/glmrgame

glm computations in R on gpu's.

Primary LanguageCOtherNOASSERTION

glmrgame

🚨 Highly experimental 🚨

glmrgame (pronounced "glimmer-game") is a package for glm-like computations in R ("glimmer") run on gpu's (video game hardware), with computations distributed over MPI.

Installation

The development version is maintained on GitHub:

remotes::install_github("RBigData/glmrgame")

You will need to have an installation of CUDA to build the package. You can download CUDA from the nvidia website. You will also need the development version of the pbdMPI and kazaam packages (and optionally the curand R package):

remotes::install_github("wrathematics/pbdMPI")
remotes::install_github("rbigdata/kazaam")
remotes::install_github("wrathematics/curand")

There is a reference cpu version of the package that you can build. However, this is not supported or recommended; please just use kazaam. But if you insist, you can install it via

remotes::install_github("rbigdata/glmrgame", configure.args="--with-backend=CPU")

Examples

suppressMessages(library(kazaam))
suppressMessages(library(glmrgame))

data(iris)
is_setosa = expand((iris[, 5] == "setosa")*2 - 1)
iris = expand(as.matrix(iris[, -5]))
iris = cbind(shaq(1, nrow=nrow(iris), ncol=1), iris)

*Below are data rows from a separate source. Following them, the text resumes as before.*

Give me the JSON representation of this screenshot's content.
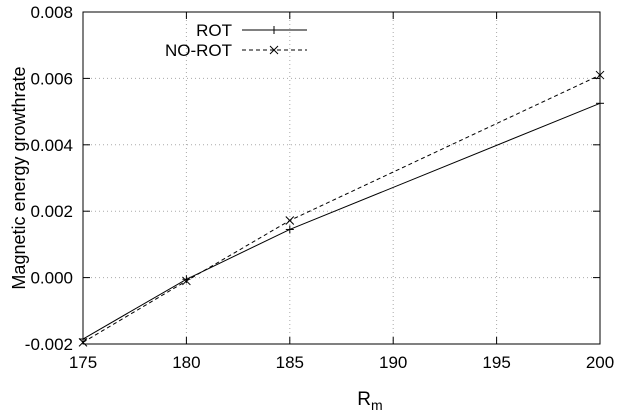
{
  "chart_data": {
    "type": "line",
    "title": "",
    "xlabel": "R",
    "xlabel_subscript": "m",
    "ylabel": "Magnetic energy growthrate",
    "xlim": [
      175,
      200
    ],
    "ylim": [
      -0.002,
      0.008
    ],
    "xticks": [
      175,
      180,
      185,
      190,
      195,
      200
    ],
    "xtick_labels": [
      "175",
      "180",
      "185",
      "190",
      "195",
      "200"
    ],
    "yticks": [
      -0.002,
      0.0,
      0.002,
      0.004,
      0.006,
      0.008
    ],
    "ytick_labels": [
      "-0.002",
      "0.000",
      "0.002",
      "0.004",
      "0.006",
      "0.008"
    ],
    "x": [
      175,
      180,
      185,
      200
    ],
    "series": [
      {
        "name": "ROT",
        "values": [
          -0.00185,
          -5e-05,
          0.00145,
          0.00525
        ],
        "line": "solid",
        "marker": "+"
      },
      {
        "name": "NO-ROT",
        "values": [
          -0.00195,
          -0.0001,
          0.00172,
          0.0061
        ],
        "line": "dashed",
        "marker": "x"
      }
    ],
    "grid": true,
    "legend_position": "top-left"
  }
}
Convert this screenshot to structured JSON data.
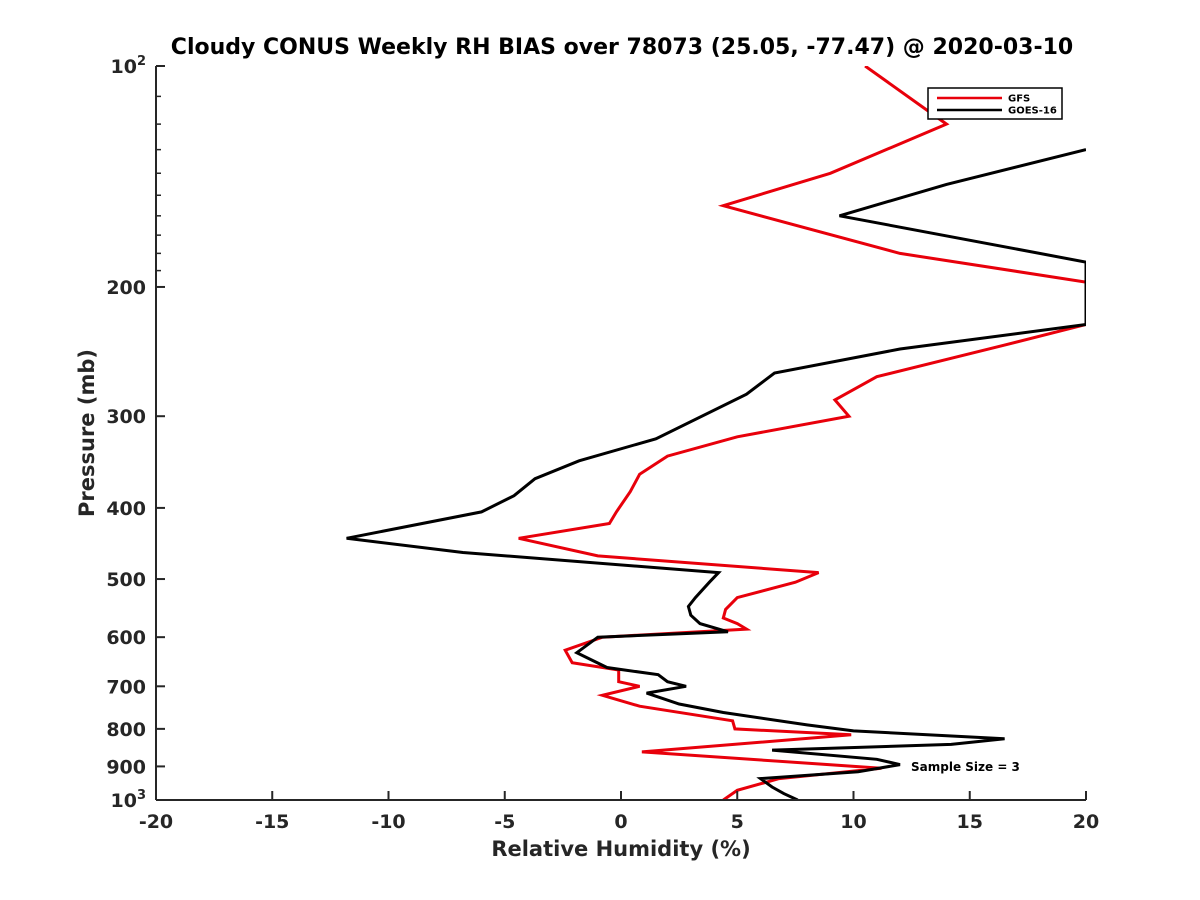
{
  "chart_data": {
    "type": "line",
    "title": "Cloudy CONUS Weekly RH BIAS over 78073 (25.05, -77.47) @ 2020-03-10",
    "xlabel": "Relative Humidity (%)",
    "ylabel": "Pressure (mb)",
    "xlim": [
      -20,
      20
    ],
    "ylim": [
      100,
      1000
    ],
    "y_scale": "log",
    "y_reversed": true,
    "grid": false,
    "legend_position": "top-right",
    "x_ticks": [
      "-20",
      "-15",
      "-10",
      "-5",
      "0",
      "5",
      "10",
      "15",
      "20"
    ],
    "y_ticks": [
      {
        "value": 100,
        "base": "10",
        "exp": "2"
      },
      {
        "value": 200,
        "label": "200"
      },
      {
        "value": 300,
        "label": "300"
      },
      {
        "value": 400,
        "label": "400"
      },
      {
        "value": 500,
        "label": "500"
      },
      {
        "value": 600,
        "label": "600"
      },
      {
        "value": 700,
        "label": "700"
      },
      {
        "value": 800,
        "label": "800"
      },
      {
        "value": 900,
        "label": "900"
      },
      {
        "value": 1000,
        "base": "10",
        "exp": "3"
      }
    ],
    "annotation": "Sample Size = 3",
    "series": [
      {
        "name": "GFS",
        "color": "#e8000b",
        "points": [
          [
            10.5,
            100
          ],
          [
            14,
            120
          ],
          [
            9,
            140
          ],
          [
            4.4,
            155
          ],
          [
            12,
            180
          ],
          [
            20,
            197
          ],
          [
            20,
            225
          ],
          [
            16.5,
            240
          ],
          [
            11,
            265
          ],
          [
            9.2,
            285
          ],
          [
            9.8,
            300
          ],
          [
            5,
            320
          ],
          [
            2,
            340
          ],
          [
            0.8,
            360
          ],
          [
            0.4,
            380
          ],
          [
            -0.2,
            405
          ],
          [
            -0.5,
            420
          ],
          [
            -4.4,
            440
          ],
          [
            -1,
            465
          ],
          [
            8.5,
            490
          ],
          [
            7.5,
            505
          ],
          [
            5,
            530
          ],
          [
            4.5,
            550
          ],
          [
            4.4,
            565
          ],
          [
            5,
            575
          ],
          [
            5.4,
            585
          ],
          [
            -0.8,
            600
          ],
          [
            -2.4,
            625
          ],
          [
            -2.1,
            650
          ],
          [
            -0.1,
            665
          ],
          [
            -0.1,
            690
          ],
          [
            0.8,
            700
          ],
          [
            -0.8,
            720
          ],
          [
            0.8,
            745
          ],
          [
            4.8,
            780
          ],
          [
            4.9,
            800
          ],
          [
            9.9,
            815
          ],
          [
            0.9,
            860
          ],
          [
            11.2,
            905
          ],
          [
            6.8,
            935
          ],
          [
            5,
            970
          ],
          [
            4.4,
            1000
          ]
        ]
      },
      {
        "name": "GOES-16",
        "color": "#000000",
        "points": [
          [
            20,
            130
          ],
          [
            14,
            145
          ],
          [
            9.4,
            160
          ],
          [
            20,
            185
          ],
          [
            20,
            225
          ],
          [
            12,
            243
          ],
          [
            6.6,
            262
          ],
          [
            5.4,
            280
          ],
          [
            1.5,
            322
          ],
          [
            -1.8,
            345
          ],
          [
            -3.7,
            365
          ],
          [
            -4.6,
            385
          ],
          [
            -6,
            405
          ],
          [
            -11.8,
            440
          ],
          [
            -6.8,
            460
          ],
          [
            4.2,
            490
          ],
          [
            3.8,
            505
          ],
          [
            3.2,
            530
          ],
          [
            2.9,
            545
          ],
          [
            3,
            560
          ],
          [
            3.4,
            575
          ],
          [
            4.6,
            590
          ],
          [
            -1,
            600
          ],
          [
            -1.9,
            630
          ],
          [
            -0.6,
            660
          ],
          [
            1.6,
            675
          ],
          [
            2,
            690
          ],
          [
            2.8,
            700
          ],
          [
            1.1,
            715
          ],
          [
            2.5,
            740
          ],
          [
            4.4,
            760
          ],
          [
            8,
            790
          ],
          [
            10,
            805
          ],
          [
            16.5,
            825
          ],
          [
            14.2,
            840
          ],
          [
            6.5,
            855
          ],
          [
            11,
            880
          ],
          [
            12,
            895
          ],
          [
            10.2,
            915
          ],
          [
            6,
            935
          ],
          [
            6.5,
            960
          ],
          [
            7,
            980
          ],
          [
            7.6,
            1000
          ]
        ]
      }
    ]
  }
}
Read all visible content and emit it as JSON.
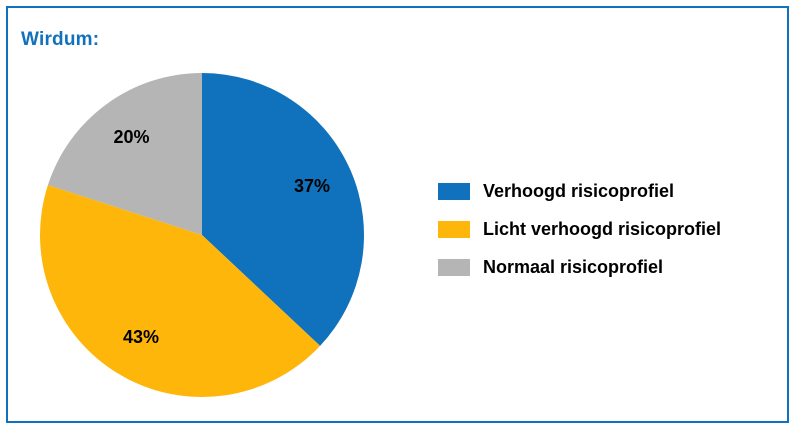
{
  "title": {
    "text": "Wirdum:"
  },
  "colors": {
    "accent": "#1072bc",
    "frame_border": "#1072bc",
    "slice_label_text": "#000000",
    "legend_text": "#000000",
    "background": "#ffffff"
  },
  "chart_data": {
    "type": "pie",
    "title": "Wirdum:",
    "direction": "clockwise",
    "start_angle_deg": 0,
    "legend_position": "right",
    "grid": false,
    "slices": [
      {
        "label": "Verhoogd risicoprofiel",
        "value": 37,
        "display": "37%",
        "color": "#1072bc"
      },
      {
        "label": "Licht verhoogd risicoprofiel",
        "value": 43,
        "display": "43%",
        "color": "#ffb60a"
      },
      {
        "label": "Normaal risicoprofiel",
        "value": 20,
        "display": "20%",
        "color": "#b5b5b5"
      }
    ]
  }
}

w_cpu = svm(iris, is_setosa)
w_gpu = svm_game(iris, is_setosa)

finalize()

Benchmarks

All timings are from:

  • A DGX-1
  • R 3.4.4
  • OpenBLAS
  • CUDA 9.0.176

The benchmark requires of generating data from 2 different random normal distributions and using svm to classify the data. The data consists 251 columns (250 data + 1 intercept), and however many rows required for a desired total dataset size.

For reasons I don't wish to explain, I am using 13 cores for the cpu-only runs for every one gpu of the gpu runs. The goal is for the gpu runs to be faster even at this 13-to-1 ratio. First we set:

For a 16 GiB total problem size (distributed among the MPI ranks), we get:

### gpu --- 2 resources 
data time: 64.57 
svm time:  11.971 
accuracy:  100 

### cpu --- 26 resources (2 threads per rank)
data time: 16.197 
svm time:  111.445 
accuracy:  73.7294574940224 

### cpu --- 26 resources (1 thread per rank)
data time: 16.307 
svm time:  109.208 
accuracy:  73.7294574940224 

Data generation for the gpu case is done of the gpu using the curand R package. However, this approach requires many more memory operations, and the local problem size is 13x larger than each rank in the cpu-only case. Hence the relatively poor performance.

If we re-run with 1 gpu vs 13 cores (instead of 2 vs 26 above) on half the problem size (8 GiB total), we get:

### gpu --- 1 resources 
data time: 57.361 
svm time:  10.74 
accuracy:  100 

### cpu --- 13 resources (2 threads per rank)
data time: 15.057 
svm time:  96.4 
accuracy:  73.7324346688658 

### cpu --- 13 resources (1 thread per rank)
data time: 14.735 
svm time:  96.637 
accuracy:  73.7324346688658 

The scripts are in the scripts/ directory of the source tree of glmrgame.